Serves: Many; yields about 80-90 cookies, depending on how small you cut the pieces
Prep. time: 20 minutes
Cooking time: 35 min. - 50 min.
Difficulty: Easy - Moderate
- 3 eggs
- 1/2 cup olive oil (pure or light)
- 1 cup sugar
- 2 tbsp. anise seed, crushed or powdered (I used Spanish cracked anise)
- 3 & 1/4 cup all-purpose flour
- 1/2 tbsp. baking powder
- 1/2 tsp. salt
- 3/4 cup sliced almonds
- Approx. 1 & 1/2 cup powdered sugar
- Approx. 1/4 cup milk (2%, 1%, or skim)
- Approx. 1 tbsp. orange extract (or to taste)
- Approx. 1/2 cup semi-sweet chocolate chips (I used Ghirardelli brand)
- Red and yellow food coloring
- White sanding sugar
Preheat oven to 350*F. Using a mixer or whisking by hand, lightly beat the eggs, then add in the oil, sugar, and anise, mixing lightly to combine. Stir in the flour, baking powder, salt, and almonds and mix to combine. (I used a mixer to do all of this, keeping it on a slow/low setting—it blended the ingredients more easily and more consistently.) The dough will be thick and sticky, but smooth.

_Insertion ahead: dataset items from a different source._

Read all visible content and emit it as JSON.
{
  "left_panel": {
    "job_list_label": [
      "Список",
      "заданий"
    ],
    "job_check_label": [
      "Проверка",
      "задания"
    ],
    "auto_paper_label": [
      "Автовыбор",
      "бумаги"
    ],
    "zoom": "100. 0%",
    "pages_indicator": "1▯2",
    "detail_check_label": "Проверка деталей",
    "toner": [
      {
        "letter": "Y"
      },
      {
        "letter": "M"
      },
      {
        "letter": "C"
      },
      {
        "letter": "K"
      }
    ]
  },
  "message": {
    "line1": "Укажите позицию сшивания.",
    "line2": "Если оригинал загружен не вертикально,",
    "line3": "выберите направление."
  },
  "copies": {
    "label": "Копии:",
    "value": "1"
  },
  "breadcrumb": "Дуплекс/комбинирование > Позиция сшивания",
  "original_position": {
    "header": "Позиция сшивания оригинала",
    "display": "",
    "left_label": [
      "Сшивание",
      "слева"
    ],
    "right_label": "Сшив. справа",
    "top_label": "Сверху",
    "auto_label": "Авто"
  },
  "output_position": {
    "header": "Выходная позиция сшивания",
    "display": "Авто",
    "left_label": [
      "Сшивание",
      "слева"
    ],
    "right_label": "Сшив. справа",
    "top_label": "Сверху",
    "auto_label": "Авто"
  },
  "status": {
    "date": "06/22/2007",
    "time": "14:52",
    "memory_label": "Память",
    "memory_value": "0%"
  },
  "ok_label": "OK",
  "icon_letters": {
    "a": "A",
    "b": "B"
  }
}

Divide the dough into six pieces, lightly flour them, and roll each into a log about 2 inches in diameter. Place the six logs onto two greased or parchment-lined baking sheets and bake until they each are slightly golden-brown and the center is cooked, approx. 25 minutes.
Remove from the oven and immediately slice logs into about 1 to 2 inch-thick diagonal pieces (remember, these are mini biscotti, so they'll be about 2-4 inches long and about 1-2 inches wide). Place the tray of pieces back into the oven and bake 5-10 minutes (5 if you want slightly softer cookies, 10 if you want really crunchy/hard cookies). Remove from oven, flip the pieces over so the tops of the cookies are now face down on the tray, and bake another 5-10 minutes. Remove from oven and flip the cookies back over so the tops are facing up again and let cool on the baking sheets. The cookies will be light-colored or slightly golden brown.
To make the glaze: Put approx. 1 & 1/2 cups of powdered sugar into a small bowl and mix in the milk, stirring until the mixture is a whitish-clear, semi-thick liquid. Add approx. 1 tbsp. orange extract to the mixture and stir. Add more or less of the extract depending on how strong you want the flavor to be—taste it as you mix (using a new spoon each time, of course!) so you get the flavor you want. For the coloring: I added in two drops of red and two drops of yellow food coloring to get a pale, creamy orange color, but if you want a brighter orange, follow the instructions on the food coloring box or simply add more of each color until you get the desired shade. Using a small spoon, drizzle the orange glaze over the cooled biscotti. Sprinkle white sanding sugar over the biscotti while the glaze is still wet to give the cookies a little sparkle.
To make the chocolate drizzle: Put approx. 1/2 cup of semi-sweet chocolate chips into a small, microwave-safe bowl and microwave in short spurts (start off microwaving for about 45 seconds, and work down from there until the mixture is melted and smooth). Be VERY careful not to burn or overcook the chocolate—heating it for shorter amounts of time on lower heat is better. Do not add oil, cream, or water to the mixture. Once melted, drizzle the chocolate, using a small spoon, over the biscotti. Sprinkle more white sanding sugar on top if desired.
These cookies are sweet and crunchy, and the orange glaze and chocolate add a little creaminess to them. Biscotti are able to take on a variety of flavors and toppings to create almost endless flavor combinations— chocolate and mint, caramel, coffee, and cherry, to name a few—so play around with extracts, spices, chocolates, and nuts and berries to see what you like best. I'm planning on making a mixed batch of biscotti during the winter holiday season so I can take them to parties and gift them to friends and family, but they're perfect to keep around the house as snacks. They keep in an air-tight container for at least two weeks, and can be frozen for later use.